SB 202190 is a standard MAPK signaling pathway inhibitor for:

• Dissecting the Raf–MEK–MAPK pathway in cancer and inflammation research.
• Assessing apoptosis using flow cytometry and annexin V/PI assays in cell cultures exposed to inflammatory cytokines or chemotherapeutic agents.
• Evaluating p38 MAPK involvement in neurodegenerative and vascular dementia models through behavioral and histological endpoints.
• Interrogating tumor microenvironment interactions in colorectal cancer assembloids and organoid-immune co-cultures [bioRxiv].
• Benchmarking novel kinase inhibitors against a well-characterized, selective reference compound.

For further strategic application, see the guide here, which this article updates by emphasizing solubility, workflow integration, and recent organoid data.

Common Pitfalls or Misconceptions

• SB 202190 is not a pan-MAPK inhibitor; it does not robustly inhibit ERK or JNK at working concentrations.
• Water insolubility requires use of DMSO or ethanol as solvents; aqueous stock solutions are unstable.
• Long-term storage of diluted (solution) forms is not recommended; stability is best ensured by storing the solid at –20°C.
• At concentrations >20 μM, off-target effects or cytotoxicity may occur in sensitive cell lines; dose titration is essential.
• Results in non-mammalian systems or prokaryotes are not validated and should not be generalized.
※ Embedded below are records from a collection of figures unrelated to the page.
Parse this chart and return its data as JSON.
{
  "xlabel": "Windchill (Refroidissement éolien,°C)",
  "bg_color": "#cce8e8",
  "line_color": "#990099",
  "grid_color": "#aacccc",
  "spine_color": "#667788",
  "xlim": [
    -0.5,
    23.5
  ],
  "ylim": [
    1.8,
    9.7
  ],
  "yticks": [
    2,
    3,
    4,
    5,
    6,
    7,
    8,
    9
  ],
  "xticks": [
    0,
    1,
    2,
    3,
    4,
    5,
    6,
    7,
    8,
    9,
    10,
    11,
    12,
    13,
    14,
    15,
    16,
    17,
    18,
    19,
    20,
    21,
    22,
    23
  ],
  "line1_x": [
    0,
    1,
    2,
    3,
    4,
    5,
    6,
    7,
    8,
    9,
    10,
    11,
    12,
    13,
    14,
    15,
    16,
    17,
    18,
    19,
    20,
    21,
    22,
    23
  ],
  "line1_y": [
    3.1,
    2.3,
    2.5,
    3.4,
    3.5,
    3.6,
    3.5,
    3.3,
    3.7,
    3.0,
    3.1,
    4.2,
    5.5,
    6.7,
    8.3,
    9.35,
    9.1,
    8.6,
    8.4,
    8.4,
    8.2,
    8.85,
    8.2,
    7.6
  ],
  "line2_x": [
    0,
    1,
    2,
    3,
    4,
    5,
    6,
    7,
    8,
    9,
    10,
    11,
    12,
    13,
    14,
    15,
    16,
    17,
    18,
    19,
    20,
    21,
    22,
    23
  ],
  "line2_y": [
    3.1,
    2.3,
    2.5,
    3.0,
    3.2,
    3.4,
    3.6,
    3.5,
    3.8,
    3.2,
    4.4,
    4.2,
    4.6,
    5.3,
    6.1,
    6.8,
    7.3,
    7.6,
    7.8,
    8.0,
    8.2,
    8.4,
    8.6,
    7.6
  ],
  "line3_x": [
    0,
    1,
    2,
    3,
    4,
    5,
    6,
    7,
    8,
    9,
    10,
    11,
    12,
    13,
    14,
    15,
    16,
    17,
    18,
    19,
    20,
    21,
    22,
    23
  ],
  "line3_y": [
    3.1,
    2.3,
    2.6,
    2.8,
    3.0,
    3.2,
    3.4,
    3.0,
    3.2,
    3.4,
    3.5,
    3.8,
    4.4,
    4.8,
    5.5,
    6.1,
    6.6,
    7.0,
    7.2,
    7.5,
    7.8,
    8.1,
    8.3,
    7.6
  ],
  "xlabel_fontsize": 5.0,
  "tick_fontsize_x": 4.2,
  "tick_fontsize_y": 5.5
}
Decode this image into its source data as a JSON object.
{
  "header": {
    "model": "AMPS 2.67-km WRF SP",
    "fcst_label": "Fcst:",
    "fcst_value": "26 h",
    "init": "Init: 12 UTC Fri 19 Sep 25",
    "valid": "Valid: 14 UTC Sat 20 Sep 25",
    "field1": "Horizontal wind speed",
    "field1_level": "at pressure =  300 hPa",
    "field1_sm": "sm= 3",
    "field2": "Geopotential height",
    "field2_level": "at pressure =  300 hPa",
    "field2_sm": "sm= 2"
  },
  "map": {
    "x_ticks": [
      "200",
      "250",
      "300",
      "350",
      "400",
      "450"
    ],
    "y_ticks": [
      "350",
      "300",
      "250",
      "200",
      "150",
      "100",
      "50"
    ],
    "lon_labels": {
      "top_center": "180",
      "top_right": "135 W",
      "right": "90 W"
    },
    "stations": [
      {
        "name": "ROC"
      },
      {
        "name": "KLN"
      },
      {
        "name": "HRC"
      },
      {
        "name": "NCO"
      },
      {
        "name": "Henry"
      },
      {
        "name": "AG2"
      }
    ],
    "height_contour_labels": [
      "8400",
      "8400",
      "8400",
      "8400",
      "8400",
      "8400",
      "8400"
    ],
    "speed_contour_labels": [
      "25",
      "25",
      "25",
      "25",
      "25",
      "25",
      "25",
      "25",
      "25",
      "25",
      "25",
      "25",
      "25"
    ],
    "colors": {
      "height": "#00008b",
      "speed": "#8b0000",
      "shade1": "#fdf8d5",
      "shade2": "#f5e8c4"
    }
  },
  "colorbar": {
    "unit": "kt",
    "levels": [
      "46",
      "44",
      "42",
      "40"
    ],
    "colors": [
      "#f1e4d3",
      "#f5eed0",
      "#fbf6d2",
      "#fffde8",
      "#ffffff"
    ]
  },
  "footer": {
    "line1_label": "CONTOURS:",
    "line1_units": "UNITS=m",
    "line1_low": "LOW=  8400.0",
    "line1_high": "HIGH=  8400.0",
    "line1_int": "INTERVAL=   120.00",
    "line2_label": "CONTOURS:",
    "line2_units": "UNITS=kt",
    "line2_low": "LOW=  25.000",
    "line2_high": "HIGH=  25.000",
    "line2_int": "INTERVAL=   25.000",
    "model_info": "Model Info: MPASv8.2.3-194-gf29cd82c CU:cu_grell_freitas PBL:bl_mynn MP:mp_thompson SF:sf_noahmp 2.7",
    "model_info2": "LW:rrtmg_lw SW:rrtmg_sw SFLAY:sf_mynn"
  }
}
Workflow Integration & Parameters

For optimal experimental reproducibility, prepare SB 202190 stock solutions at ≥10 mM in DMSO. Solubility is ≥57.7 mg/mL in DMSO and ≥22.47 mg/mL in ethanol. Warm gently to 37°C or sonicate to accelerate dissolution. Working concentrations typically range from 0.1–10 μM in cell-based assays; verify cell line sensitivity prior to use. Final DMSO concentrations in assays should not exceed 0.1% v/v unless otherwise validated. Store solid material at –20°C, protected from light and moisture. Avoid repeated freeze–thaw cycles. Do not store diluted solutions for more than 24 hours at 4°C. For in vivo applications, reference published dosing regimens (e.g., 2 mg/kg intraperitoneal in mouse cognitive models). For further technical integration, see the detailed workflow comparison here, which this article clarifies by directly citing IC₅₀ and K_d data.

Conclusion & Outlook

SB 202190 (A1632, APExBIO) remains the reference selective p38α/β MAPK signaling pathway inhibitor for mechanistic studies in cancer, inflammation, and neurodegeneration. Its nanomolar potency, validated selectivity, and robust solubility parameters streamline its integration across cell and animal models. Recent organoid and assembloid evidence further strengthen its translational value for dissecting immune modulation in tumor microenvironments [bioRxiv]. Ongoing refinements in workflow integration and off-target profiling will further optimize its utility for next-generation research in kinase signaling and therapeutic development.

For detailed product specifications and ordering, see the SB 202190 product page.